According to the report of the Dresden police, compiled after the raids, 12,000 buildings burned down in the city, “... 24 banks, 26 buildings of insurance companies, 31 trading shops, 6470 shops, 640 warehouses, 256 trading floors, 31 hotels, 26 brothels, 63 administrative buildings, 3 theaters, 18 cinemas, 11 churches, 60 chapels, 50 cultural and historical buildings, 19 hospitals (including auxiliary and private clinics), 39 schools, 5 consulates, 1 zoological garden, 1 waterworks, 1 railway depot, 19 post offices, 4 tram depots, 19 ships and barges.
On March 22, 1945, the municipal authorities of Dresden issued an official report, according to which the number of deaths recorded by this date was 20,204, and the total number of deaths during the bombing was expected to be about 25,000 people.
In 1953, in the work of the German authors “Results of the Second World War”, Major General of the Fire Service Hans Rumpf wrote: “The number of victims in Dresden cannot be calculated. According to the State Department, 250,000 people died in this city, but the actual figure of losses, of course, is much less; but even 60-100 thousand people of the civilian population, who died in the fire in one night, hardly fit in the human mind.
In 2008, a commission of 13 German historians commissioned by the city of Dresden concluded that approximately 25,000 people died during the bombings.

“And at the same time show the Russians…”
On January 26, 1945, Air Force Secretary Archibald Sinclair suggested bombing Dresden to British Prime Minister Winston Churchill in response to his dispatch with the question: “What can be done to properly finish off the Germans during their retreat from Breslau (this city is located 200 kilometers from Dresden. "SP")?
On February 8, the High Headquarters of the Allied Expeditionary Force in Europe informed the RAF and the US Air Force that Dresden was included in the list of targets for bombing.
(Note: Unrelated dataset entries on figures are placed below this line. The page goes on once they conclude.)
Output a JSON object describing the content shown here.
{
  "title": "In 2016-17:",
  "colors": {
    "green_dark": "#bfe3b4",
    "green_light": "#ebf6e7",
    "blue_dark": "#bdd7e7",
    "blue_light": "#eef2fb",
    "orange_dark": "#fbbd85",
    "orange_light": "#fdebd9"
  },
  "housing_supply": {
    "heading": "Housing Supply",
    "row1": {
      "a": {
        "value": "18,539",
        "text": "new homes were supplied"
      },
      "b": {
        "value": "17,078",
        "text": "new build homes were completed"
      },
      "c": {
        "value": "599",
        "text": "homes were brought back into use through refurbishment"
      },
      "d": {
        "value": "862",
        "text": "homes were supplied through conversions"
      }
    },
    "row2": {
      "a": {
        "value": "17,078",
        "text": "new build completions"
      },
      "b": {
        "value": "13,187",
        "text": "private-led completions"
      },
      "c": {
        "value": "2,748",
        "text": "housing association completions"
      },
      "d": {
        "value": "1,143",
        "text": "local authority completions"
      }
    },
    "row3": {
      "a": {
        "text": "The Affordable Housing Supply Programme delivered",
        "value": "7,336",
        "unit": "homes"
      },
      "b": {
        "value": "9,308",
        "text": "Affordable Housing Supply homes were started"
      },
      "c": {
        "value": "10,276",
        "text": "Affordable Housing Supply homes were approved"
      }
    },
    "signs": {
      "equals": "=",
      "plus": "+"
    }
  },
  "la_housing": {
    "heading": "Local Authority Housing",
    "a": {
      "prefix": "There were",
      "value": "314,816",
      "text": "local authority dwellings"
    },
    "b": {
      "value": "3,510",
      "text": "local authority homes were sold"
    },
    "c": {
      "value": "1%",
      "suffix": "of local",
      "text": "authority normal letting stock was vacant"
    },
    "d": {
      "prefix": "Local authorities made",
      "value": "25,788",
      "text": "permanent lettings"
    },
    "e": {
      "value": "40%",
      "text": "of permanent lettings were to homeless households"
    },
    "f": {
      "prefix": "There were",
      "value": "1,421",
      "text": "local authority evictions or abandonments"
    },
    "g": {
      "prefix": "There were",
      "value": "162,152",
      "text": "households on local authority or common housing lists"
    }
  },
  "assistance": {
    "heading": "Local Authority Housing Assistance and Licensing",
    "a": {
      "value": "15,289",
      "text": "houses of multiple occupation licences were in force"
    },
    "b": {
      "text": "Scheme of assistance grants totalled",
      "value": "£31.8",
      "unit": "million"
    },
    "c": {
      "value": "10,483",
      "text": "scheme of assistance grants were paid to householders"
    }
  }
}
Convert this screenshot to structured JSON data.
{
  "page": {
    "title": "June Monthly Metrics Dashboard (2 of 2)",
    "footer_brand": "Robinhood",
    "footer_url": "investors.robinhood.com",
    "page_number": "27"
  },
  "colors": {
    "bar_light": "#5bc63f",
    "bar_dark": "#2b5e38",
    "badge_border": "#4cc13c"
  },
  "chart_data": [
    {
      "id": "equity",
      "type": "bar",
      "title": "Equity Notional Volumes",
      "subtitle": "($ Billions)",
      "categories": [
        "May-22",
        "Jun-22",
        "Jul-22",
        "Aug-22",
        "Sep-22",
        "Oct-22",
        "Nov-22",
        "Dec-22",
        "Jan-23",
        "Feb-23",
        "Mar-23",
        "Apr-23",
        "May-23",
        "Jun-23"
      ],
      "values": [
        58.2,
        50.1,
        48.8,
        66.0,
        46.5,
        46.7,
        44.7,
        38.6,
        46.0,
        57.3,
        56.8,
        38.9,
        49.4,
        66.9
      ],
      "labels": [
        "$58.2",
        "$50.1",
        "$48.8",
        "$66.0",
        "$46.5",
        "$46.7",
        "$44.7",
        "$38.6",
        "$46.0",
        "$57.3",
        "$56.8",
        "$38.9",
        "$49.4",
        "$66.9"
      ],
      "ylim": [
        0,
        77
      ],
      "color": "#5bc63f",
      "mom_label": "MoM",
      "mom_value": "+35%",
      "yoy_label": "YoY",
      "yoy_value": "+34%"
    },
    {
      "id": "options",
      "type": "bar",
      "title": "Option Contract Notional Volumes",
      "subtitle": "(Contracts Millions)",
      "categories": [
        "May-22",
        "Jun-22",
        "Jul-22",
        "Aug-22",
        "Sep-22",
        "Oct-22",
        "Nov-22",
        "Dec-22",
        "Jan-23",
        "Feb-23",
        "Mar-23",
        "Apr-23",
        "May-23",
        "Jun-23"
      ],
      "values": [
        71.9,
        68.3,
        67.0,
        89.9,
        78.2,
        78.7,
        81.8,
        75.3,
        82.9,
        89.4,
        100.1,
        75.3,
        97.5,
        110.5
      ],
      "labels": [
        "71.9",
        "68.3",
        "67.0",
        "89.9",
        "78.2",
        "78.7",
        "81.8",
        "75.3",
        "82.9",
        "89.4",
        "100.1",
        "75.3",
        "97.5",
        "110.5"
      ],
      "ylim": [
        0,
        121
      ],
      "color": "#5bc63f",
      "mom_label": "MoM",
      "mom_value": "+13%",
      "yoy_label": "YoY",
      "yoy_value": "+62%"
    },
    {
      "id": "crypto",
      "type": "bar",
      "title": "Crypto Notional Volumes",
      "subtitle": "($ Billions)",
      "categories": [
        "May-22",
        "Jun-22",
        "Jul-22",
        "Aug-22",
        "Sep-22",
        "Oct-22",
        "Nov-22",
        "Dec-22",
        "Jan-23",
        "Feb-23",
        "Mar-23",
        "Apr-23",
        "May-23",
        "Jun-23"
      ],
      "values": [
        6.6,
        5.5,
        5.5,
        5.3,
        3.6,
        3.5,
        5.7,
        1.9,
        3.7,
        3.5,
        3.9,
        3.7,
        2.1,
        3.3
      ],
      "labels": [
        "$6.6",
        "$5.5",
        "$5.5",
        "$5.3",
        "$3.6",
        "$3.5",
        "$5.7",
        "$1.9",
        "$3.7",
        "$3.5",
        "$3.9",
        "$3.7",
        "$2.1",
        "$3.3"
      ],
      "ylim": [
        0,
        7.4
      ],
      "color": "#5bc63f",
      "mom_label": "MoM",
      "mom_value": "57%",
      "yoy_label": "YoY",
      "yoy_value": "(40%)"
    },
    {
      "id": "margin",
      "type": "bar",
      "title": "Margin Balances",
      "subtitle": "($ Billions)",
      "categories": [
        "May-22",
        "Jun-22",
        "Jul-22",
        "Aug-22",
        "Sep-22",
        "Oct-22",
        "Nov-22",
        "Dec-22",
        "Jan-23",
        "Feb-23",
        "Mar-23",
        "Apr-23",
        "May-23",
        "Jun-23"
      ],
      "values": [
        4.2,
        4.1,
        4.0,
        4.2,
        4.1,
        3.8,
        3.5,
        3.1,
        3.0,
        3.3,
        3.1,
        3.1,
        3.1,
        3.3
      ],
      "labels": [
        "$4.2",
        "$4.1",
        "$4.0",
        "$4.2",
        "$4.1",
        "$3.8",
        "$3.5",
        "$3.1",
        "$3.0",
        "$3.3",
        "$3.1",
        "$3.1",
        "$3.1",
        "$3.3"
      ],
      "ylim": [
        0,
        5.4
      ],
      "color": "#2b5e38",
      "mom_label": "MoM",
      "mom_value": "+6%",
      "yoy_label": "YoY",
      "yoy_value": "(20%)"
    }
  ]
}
On the same day, the US military mission in Moscow sent an official notification to the Soviet side about the inclusion of Dresden in the list of targets.
An RAF memorandum given to British pilots the night before the attack stated: “Dresden, the 7th largest city in Germany… is by far the largest enemy area yet to be bombed. In the middle of winter, with refugees heading west and troops having to be quartered somewhere, housing is in short supply as workers, refugees, and troops need to be accommodated, as well as government offices evacuated from other areas. At one time widely known for its production of porcelain, Dresden has developed into a major industrial center ... The purpose of the attack is to strike the enemy where he feels it the most, behind a partially collapsed front ... and at the same time show the Russians when they arrive in the city what they are capable of Royal Air Force".
- If we talk about war crimes and genocide, then many German cities were bombed. The Americans and the British developed a plan: mercilessly bomb the cities in order to break the spirit of the German civilian population in a short time. But the country lived and worked under bombs,” says Vladimir Beshanov, author of books on the history of World War II. - I believe that not only the barbaric bombing of Dresden, but also the bombing of other German cities, as well as Tokyo, Hiroshima and Nagasaki, should be recognized as war crimes.
In Dresden, residential buildings and architectural monuments were destroyed. Large marshalling yards received almost no damage. The railway bridge over the Elbe and the military airfield, located in the vicinity of the city, remained intact.
After Dresden, the British managed to bomb the medieval cities of Bayreuth, Würzburg, Zoest, Rothenburg, Pforzheim and Welm. Only in Pforzheim, where 60,000 people lived, a third of the inhabitants died.
What will come out of another attempt to give the monstrous event the status of a war crime is unknown. So far, every year on February 13, the inhabitants of Dresden commemorate fellow citizens who died in a fiery tornado.